The Canary Islands stand out as the region with the highest concentration of vulnerable populations in Spain, with Valle de Jinámar in Gran Canaria hosting a significant portion, comprising over 20% of its total population. Situated between the municipalities of Telde and Las Palmas de Gran Canaria, Jinámar encompasses both its historic center and the broader area known as Valle de Jinámar. This neighborhood is marked by a demographic profile featuring a considerable number of at-risk children and youth, a significant proportion of low-skilled professionals, high unemployment rates, and elevated levels of poverty and social exclusion, affecting 46.28% of families, with a disproportionate impact on women.

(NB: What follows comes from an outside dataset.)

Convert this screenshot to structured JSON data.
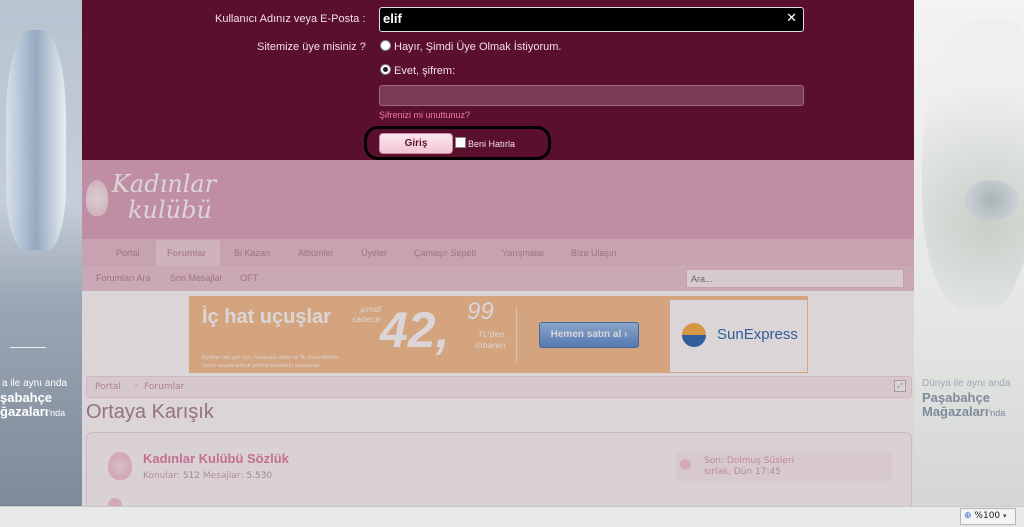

Initially developed in the 1970s to accommodate residents with limited economic resources through public housing, Valle de Jinámar underwent a subsequent privatization process, granting tenants ownership rights. However, it became evident that mere access to housing was insufficient to address the area's pervasive challenges. Consequently, the regeneration plan integrated social considerations, particularly focusing on the necessity for socio-educational and employment initiatives tailored to the residents. Through partnerships with local businesses, these projects were aligned with the broader regeneration efforts.

Presently, regeneration efforts have yielded refurbishments for 1,702 homes, primarily focusing on external enhancements, with an additional 434 residences undergoing renovation, while 2,573 units await rehabilitation. Beyond housing, community and sports centers, such as the "Centro Integral de la Infancia" and "Pabellón Juan Carlos Hernández," have been renovated to offer essential services and recreational opportunities to residents, addressing closures and disuse resulting from the 2008 economic crisis. Now, the “Centro Integral de la Infancia” offers psicological and educational support to the young people of the area. Moreover, after 13 years being closed, the sport center has reopened its door. Sustainable mobility emerged as a central focus, prompting the collaborative development of a mobility plan with residents and local businesses, emphasizing pedestrian-friendly initiatives and cycling infrastructure.

Addressing social challenges necessitated forging partnerships with 61 companies and local nonprofit organizations, facilitating the implementation of 135 socio-educational and employment projects spanning all age groups. The participatory nature of the renovation process was evident in the organization of workshops involving collaborating entities and apartment association representatives, as well as satisfaction surveys conducted among residents to solicit feedback. Additionally, an "Information Point" was established within the neighborhood, staffed by local technicians to provide support and promptly address community concerns.

The overarching objective of the project was to adopt an integrated approach, combining physical retrofitting with targeted social interventions to address entrenched vulnerabilities within the neighborhood comprehensively. Furthermore, governance structures involving multiple public administrations were established, ensuring community involvement in decision-making processes.